Question

A constant torque of 3 Nm is applied to an unloaded motor at rest at time t = 0. The motor reaches a speed of 1,393 rpm in 4 s. Assuming the damping to be negligible, calculate the motor inertia in Nm·s2.

Answer 1

Answer:

The moment of inertia of the motor is 0.0823 Newton-meter-square seconds.

Explanation:

From Newton's Laws of Motion and Principle of Motion of D'Alembert, the net torque of a system ($\tau$), measured in Newton-meters, is:

$\tau = I\cdot \alpha$ (1)

Where:

$I$ - Moment of inertia, measured in Newton-meter-square seconds.

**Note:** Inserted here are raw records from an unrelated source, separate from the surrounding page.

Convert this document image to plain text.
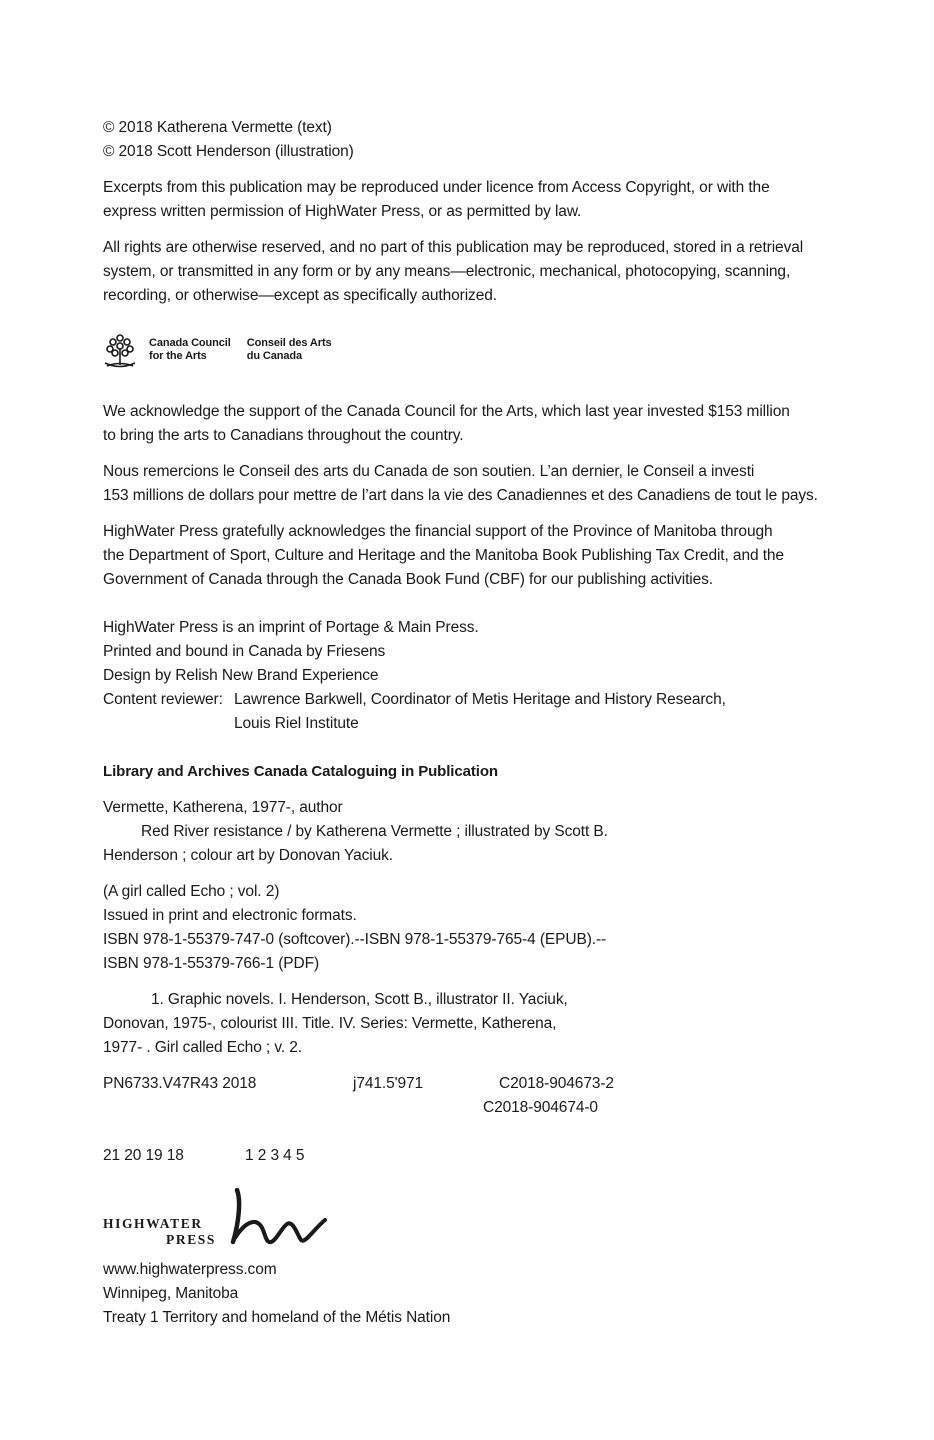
© 2018 Katherena Vermette (text)
© 2018 Scott Henderson (illustration)
Excerpts from this publication may be reproduced under licence from Access Copyright, or with the
express written permission of HighWater Press, or as permitted by law.
All rights are otherwise reserved, and no part of this publication may be reproduced, stored in a retrieval
system, or transmitted in any form or by any means—electronic, mechanical, photocopying, scanning,
recording, or otherwise—except as specifically authorized.
Canada Council
for the Arts
Conseil des Arts
du Canada
We acknowledge the support of the Canada Council for the Arts, which last year invested $153 million
to bring the arts to Canadians throughout the country.
Nous remercions le Conseil des arts du Canada de son soutien. L’an dernier, le Conseil a investi
153 millions de dollars pour mettre de l’art dans la vie des Canadiennes et des Canadiens de tout le pays.
HighWater Press gratefully acknowledges the financial support of the Province of Manitoba through
the Department of Sport, Culture and Heritage and the Manitoba Book Publishing Tax Credit, and the
Government of Canada through the Canada Book Fund (CBF) for our publishing activities.
HighWater Press is an imprint of Portage & Main Press.
Printed and bound in Canada by Friesens
Design by Relish New Brand Experience
Content reviewer: Lawrence Barkwell, Coordinator of Metis Heritage and History Research,
Louis Riel Institute
Library and Archives Canada Cataloguing in Publication
Vermette, Katherena, 1977-, author
Red River resistance / by Katherena Vermette ; illustrated by Scott B.
Henderson ; colour art by Donovan Yaciuk.
(A girl called Echo ; vol. 2)
Issued in print and electronic formats.
ISBN 978-1-55379-747-0 (softcover).--ISBN 978-1-55379-765-4 (EPUB).--
ISBN 978-1-55379-766-1 (PDF)
1. Graphic novels. I. Henderson, Scott B., illustrator II. Yaciuk,
Donovan, 1975-, colourist III. Title. IV. Series: Vermette, Katherena,
1977- . Girl called Echo ; v. 2.
PN6733.V47R43 2018	j741.5'971	C2018-904673-2
C2018-904674-0
21 20 19 18	1 2 3 4 5
HIGHWATER
PRESS
www.highwaterpress.com
Winnipeg, Manitoba
Treaty 1 Territory and homeland of the Métis Nation
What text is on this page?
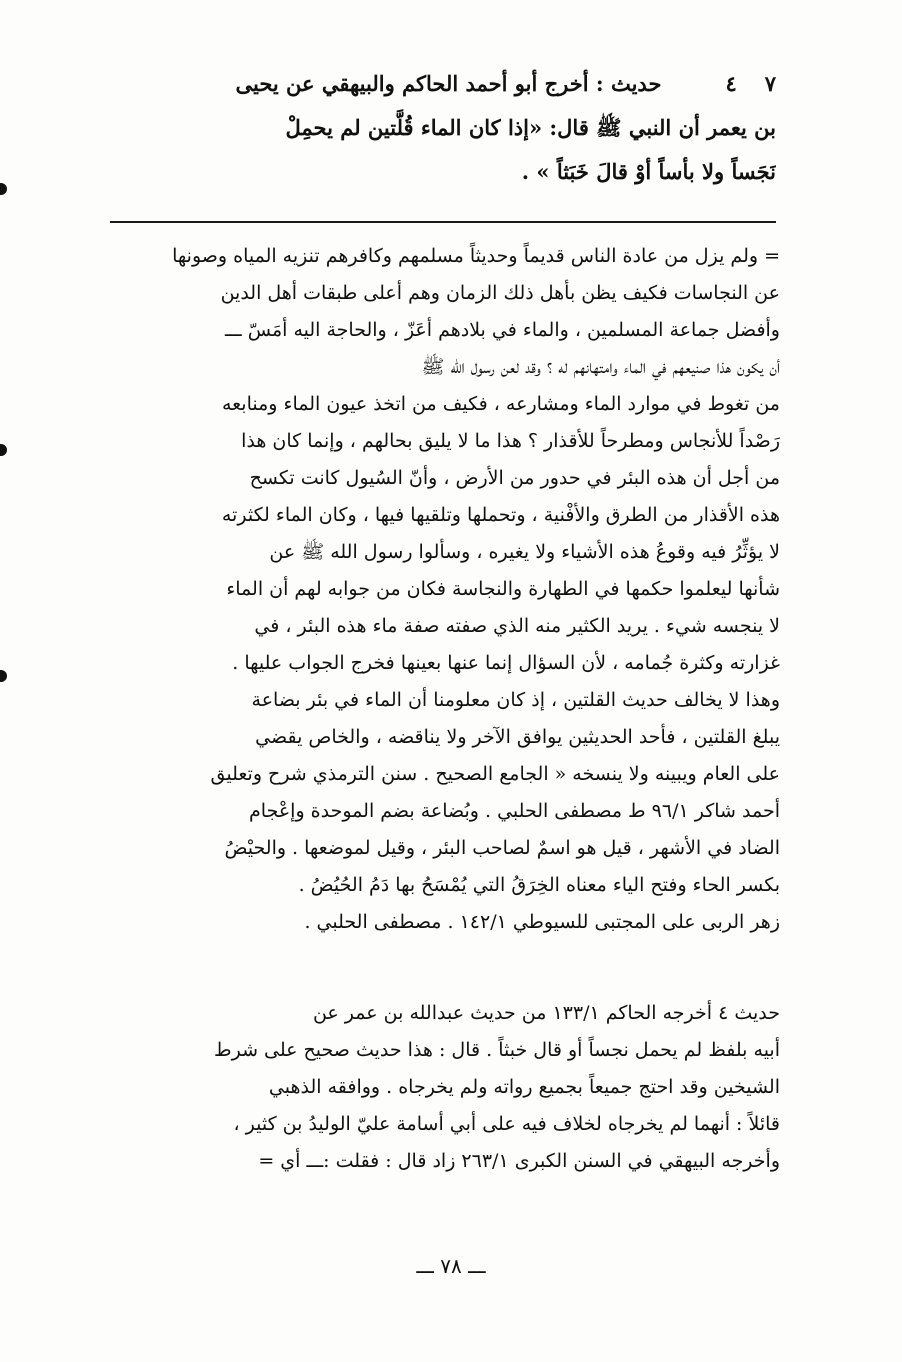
٧٤حديث : أخرج أبو أحمد الحاكم والبيهقي عن يحيى
بن يعمر أن النبي ﷺ قال: «إذا كان الماء قُلَّتين لم يحمِلْ
نَجَساً ولا بأساً أوْ قالَ خَبَثاً » .
= ولم يزل من عادة الناس قديماً وحديثاً مسلمهم وكافرهم تنزيه المياه وصونها
عن النجاسات فكيف يظن بأهل ذلك الزمان وهم أعلى طبقات أهل الدين
وأفضل جماعة المسلمين ، والماء في بلادهم أعَزّ ، والحاجة اليه أمَسّ ـــ
أن يكون هذا صنيعهم في الماء وامتهانهم له ؟ وقد لعن رسول الله ﷺ
من تغوط في موارد الماء ومشارعه ، فكيف من اتخذ عيون الماء ومنابعه
رَصْداً للأنجاس ومطرحاً للأقذار ؟ هذا ما لا يليق بحالهم ، وإنما كان هذا
من أجل أن هذه البئر في حدور من الأرض ، وأنّ السُيول كانت تكسح
هذه الأقذار من الطرق والأفْنية ، وتحملها وتلقيها فيها ، وكان الماء لكثرته
لا يؤثِّرُ فيه وقوعُ هذه الأشياء ولا يغيره ، وسألوا رسول الله ﷺ عن
شأنها ليعلموا حكمها في الطهارة والنجاسة فكان من جوابه لهم أن الماء
لا ينجسه شيء . يريد الكثير منه الذي صفته صفة ماء هذه البئر ، في
غزارته وكثرة جُمامه ، لأن السؤال إنما عنها بعينها فخرج الجواب عليها .
وهذا لا يخالف حديث القلتين ، إذ كان معلومنا أن الماء في بئر بضاعة
يبلغ القلتين ، فأحد الحديثين يوافق الآخر ولا يناقضه ، والخاص يقضي
على العام ويبينه ولا ينسخه « الجامع الصحيح . سنن الترمذي شرح وتعليق
أحمد شاكر ٩٦/١ ط مصطفى الحلبي . وبُضاعة بضم الموحدة وإعْجام
الضاد في الأشهر ، قيل هو اسمٌ لصاحب البئر ، وقيل لموضعها . والحيْضُ
بكسر الحاء وفتح الياء معناه الخِرَقُ التي يُمْسَحُ بها دَمُ الحُيُضُ .
زهر الربى على المجتبى للسيوطي ١٤٢/١ . مصطفى الحلبي .
حديث ٤ أخرجه الحاكم ١٣٣/١ من حديث عبدالله بن عمر عن
أبيه بلفظ لم يحمل نجساً أو قال خبثاً . قال : هذا حديث صحيح على شرط
الشيخين وقد احتج جميعاً بجميع رواته ولم يخرجاه . ووافقه الذهبي
قائلاً : أنهما لم يخرجاه لخلاف فيه على أبي أسامة عليّ الوليدُ بن كثير ،
وأخرجه البيهقي في السنن الكبرى ٢٦٣/١ زاد قال : فقلت :ـــ أي =
ـــ ٧٨ ـــ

$\alpha$ - Angular acceleration, measured in radians per square second.

If motor have an uniform acceleration, then we can calculate acceleration by this formula:

$\alpha = \frac{\omega - \omega_{o}}{t}$ (2)

Where:

$\omega_{o}$ - Initial angular speed, measured in radians per second.

$\omega$ - Final angular speed, measured in radians per second.

$t$ - Time, measured in seconds.

If we know that $\tau = 3\,N\cdot m$, $\omega_{o} = 0\,\frac{rad}{s }$, $\omega = 145.875\,\frac{rad}{s}$ and $t = 4\,s$, then the moment of inertia of the motor is:

$\alpha = \frac{145.875\,\frac{rad}{s}-0\,\frac{rad}{s}}{4\,s}$

$\alpha = 36.469\,\frac{rad}{s^{2}}$

$I = \frac{\tau}{\alpha}$

$I = \frac{3\,N\cdot m}{36.469\,\frac{rad}{s^{2}} }$

$I = 0.0823\,N\cdot m\cdot s^{2}$

The moment of inertia of the motor is 0.0823 Newton-meter-square seconds.